Adjoint of the Inverse: Proving [adj(A)]^{-1} = adj(A^{-1})

[Rijad Hadzic]

Homework Statement

Prove that $[adj(A)]^{-1} = adj(A^{-1})$

Homework Equations

The Attempt at a Solution

Ok. So if

$1/det(a) * adj(a) = A^{-1}$ is true,

then $adj(A) = A^{-1} det(A)$

then

$[adj(A)]^{-1} = 1/det(A^{-1}) * adj(A^{-1}) * det(A)$

now the statement would be proved if det(A) and det(A^{-1}) were both = 1, but it doesn't say that's the case in the problem.

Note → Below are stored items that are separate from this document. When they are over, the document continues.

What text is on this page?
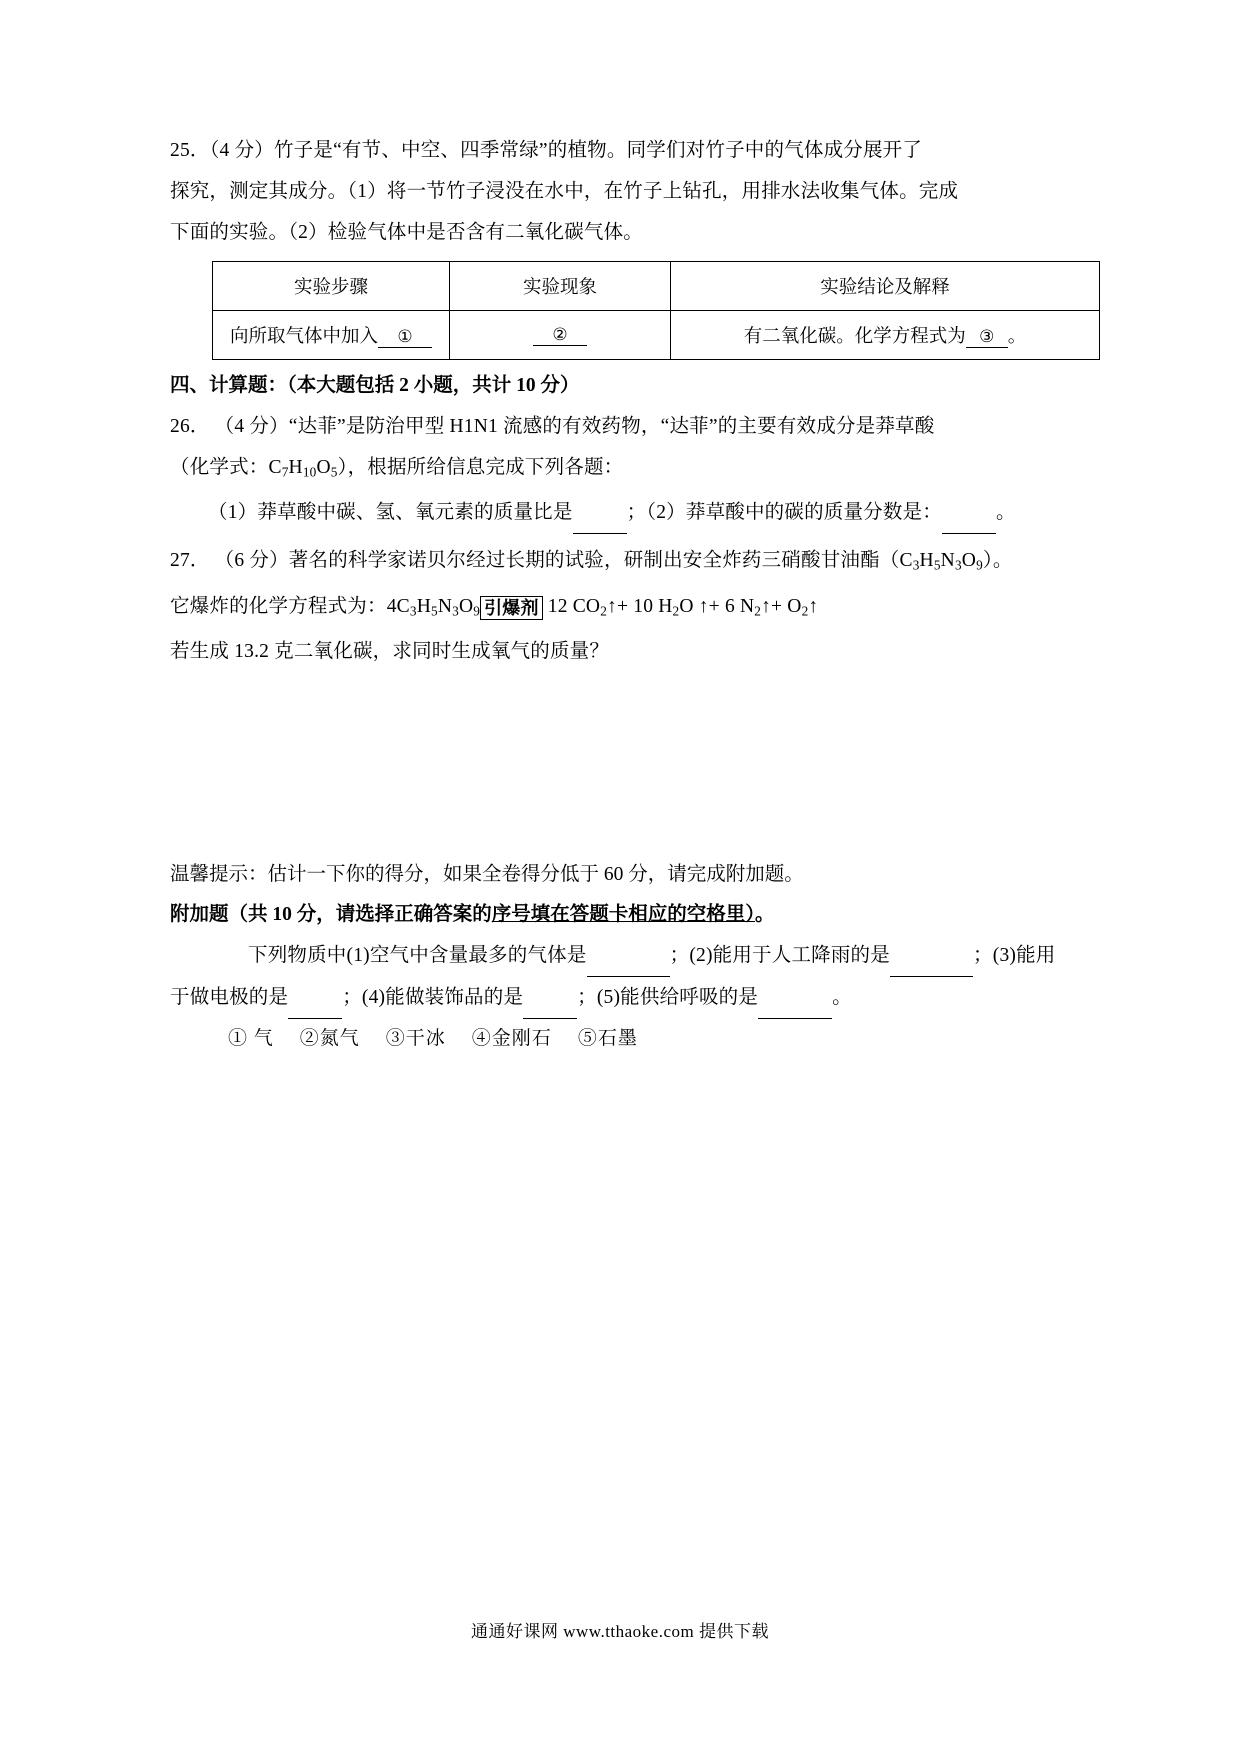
25．（4 分）竹子是“有节、中空、四季常绿”的植物。同学们对竹子中的气体成分展开了
探究，测定其成分。（1）将一节竹子浸没在水中，在竹子上钻孔，用排水法收集气体。完成
下面的实验。（2）检验气体中是否含有二氧化碳气体。
实验步骤	实验现象	实验结论及解释
向所取气体中加入 ①	②	有二氧化碳。化学方程式为 ③ 。
四、计算题：（本大题包括 2 小题，共计 10 分）
26． （4 分）“达菲”是防治甲型 H1N1 流感的有效药物，“达菲”的主要有效成分是莽草酸
（化学式：$C_7H_{10}O_5$），根据所给信息完成下列各题：
（1）莽草酸中碳、氢、氧元素的质量比是	；（2）莽草酸中的碳的质量分数是：	。
27． （6 分）著名的科学家诺贝尔经过长期的试验，研制出安全炸药三硝酸甘油酯$(C_3H_5N_3O_9)$。
它爆炸的化学方程式为：$4C_3H_5N_3O_9$ 引爆剂 12 $CO_2↑+ 10$ $H_2O$ ↑+ 6 $N_2↑+$ $O_2↑$
若生成 13.2 克二氧化碳，求同时生成氧气的质量？
温馨提示：估计一下你的得分，如果全卷得分低于 60 分，请完成附加题。
附加题（共 10 分，请选择正确答案的序号填在答题卡相应的空格里）。
下列物质中(1)空气中含量最多的气体是	；(2)能用于人工降雨的是	；(3)能用
于做电极的是	；(4)能做装饰品的是	；(5)能供给呼吸的是	。
① 气 ②氮气 ③干冰 ④金刚石 ⑤石墨
通通好课网 www.tthaoke.com 提供下载
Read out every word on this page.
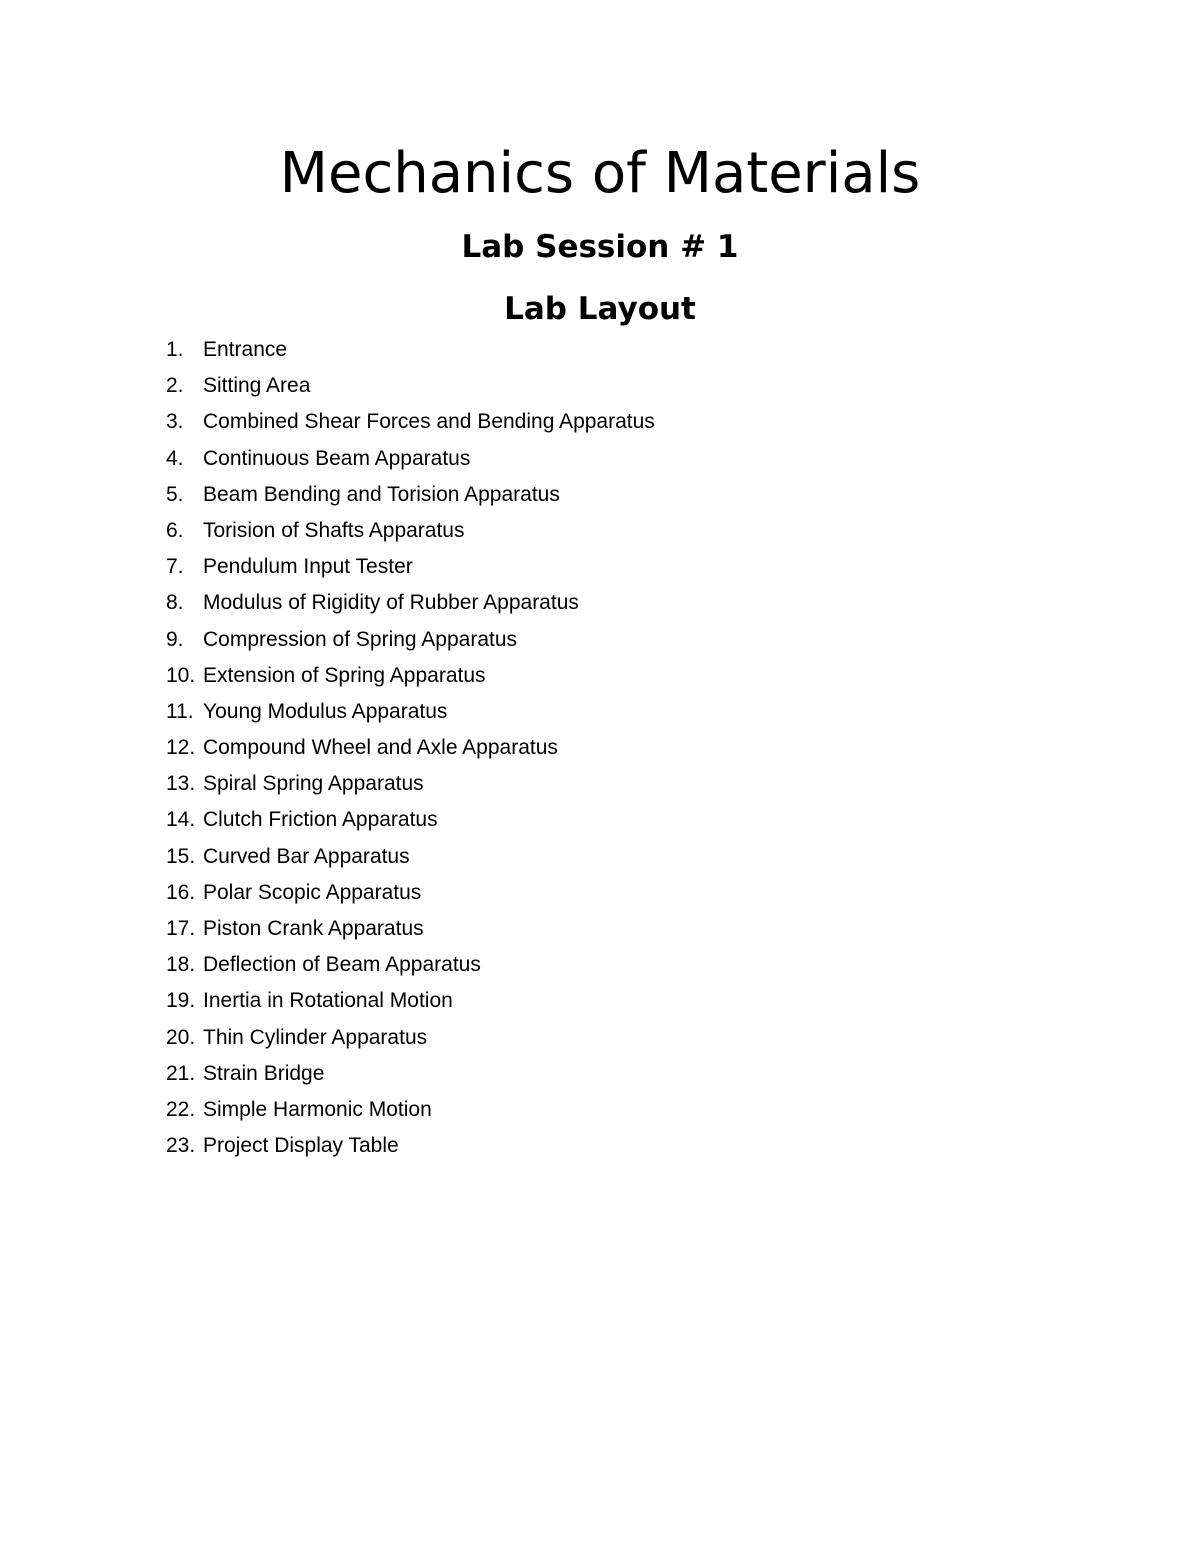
Mechanics of Materials
Lab Session # 1
Lab Layout
1. Entrance
2. Sitting Area
3. Combined Shear Forces and Bending Apparatus
4. Continuous Beam Apparatus
5. Beam Bending and Torision Apparatus
6. Torision of Shafts Apparatus
7. Pendulum Input Tester
8. Modulus of Rigidity of Rubber Apparatus
9. Compression of Spring Apparatus
10. Extension of Spring Apparatus
11. Young Modulus Apparatus
12. Compound Wheel and Axle Apparatus
13. Spiral Spring Apparatus
14. Clutch Friction Apparatus
15. Curved Bar Apparatus
16. Polar Scopic Apparatus
17. Piston Crank Apparatus
18. Deflection of Beam Apparatus
19. Inertia in Rotational Motion
20. Thin Cylinder Apparatus
21. Strain Bridge
22. Simple Harmonic Motion
23. Project Display Table
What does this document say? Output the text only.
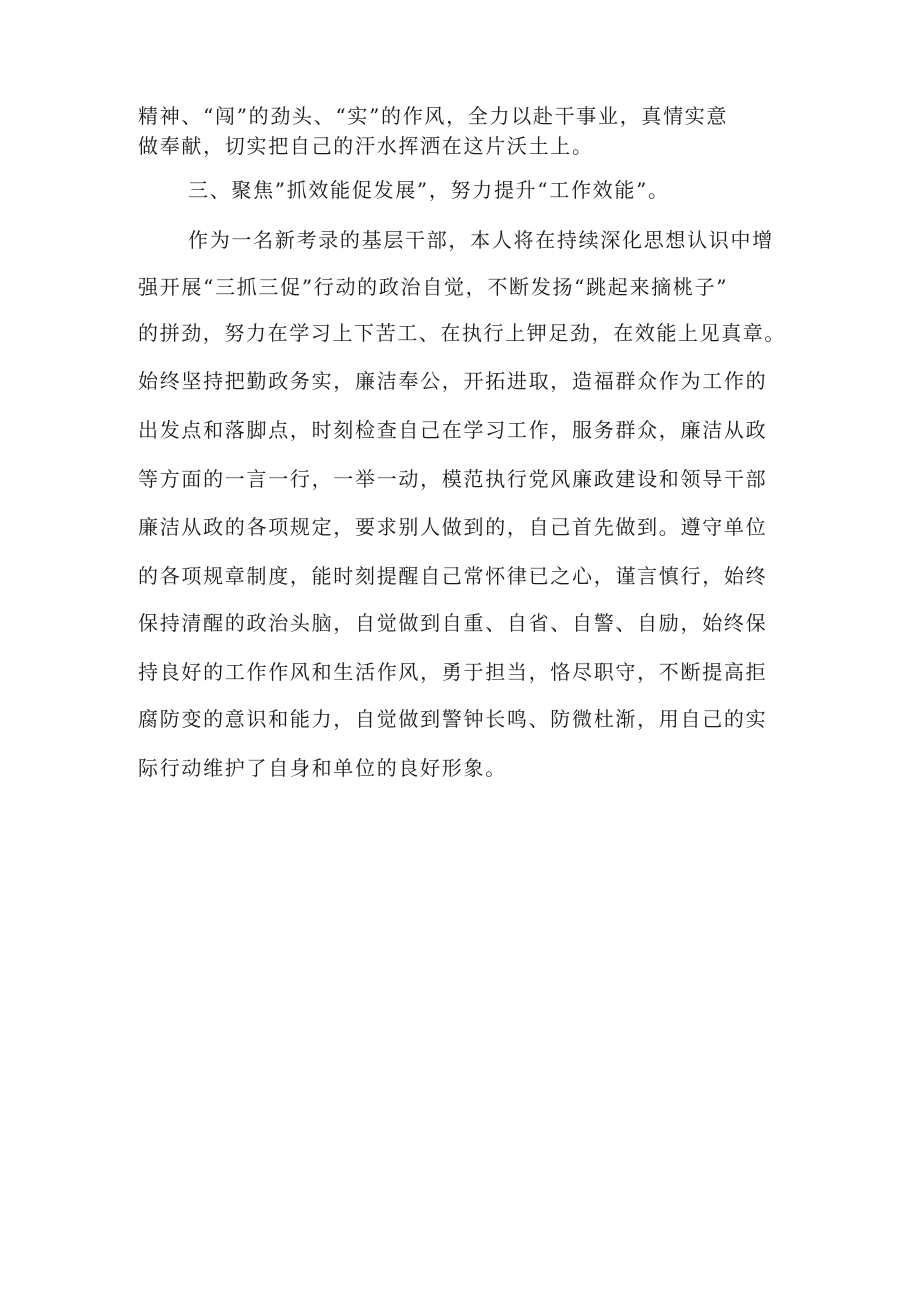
精神、“闯”的劲头、“实”的作风，全力以赴干事业，真情实意
做奉献，切实把自己的汗水挥洒在这片沃土上。
三、聚焦”抓效能促发展”，努力提升“工作效能”。
作为一名新考录的基层干部，本人将在持续深化思想认识中增
强开展“三抓三促”行动的政治自觉，不断发扬“跳起来摘桃子”
的拼劲，努力在学习上下苦工、在执行上钾足劲，在效能上见真章。
始终坚持把勤政务实，廉洁奉公，开拓进取，造福群众作为工作的
出发点和落脚点，时刻检查自己在学习工作，服务群众，廉洁从政
等方面的一言一行，一举一动，模范执行党风廉政建设和领导干部
廉洁从政的各项规定，要求别人做到的，自己首先做到。遵守单位
的各项规章制度，能时刻提醒自己常怀律已之心，谨言慎行，始终
保持清醒的政治头脑，自觉做到自重、自省、自警、自励，始终保
持良好的工作作风和生活作风，勇于担当，恪尽职守，不断提高拒
腐防变的意识和能力，自觉做到警钟长鸣、防微杜渐，用自己的实
际行动维护了自身和单位的良好形象。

How would I go about completing this?

 

[Rijad Hadzic]

Ok hold on a sec guys. I've been relying on the help of others a bit too much. I'm going to mark the thread as solved and then open it again if I truly can't figure it out.

 

[fresh_42]

If we take $\operatorname{adj}(B) = B^{-1} \cdot \det(B)$ as defining equation for the adjoint matrix, what does this mean for $B=A^{-1}$ and how does it relate to the case $B=A\,$?

 

[Mark44]

Rijad, for future reference, in TeX expressions if the exponent is more than one character, you have to have braces -- { } -- around the expression. I have fixed your first post.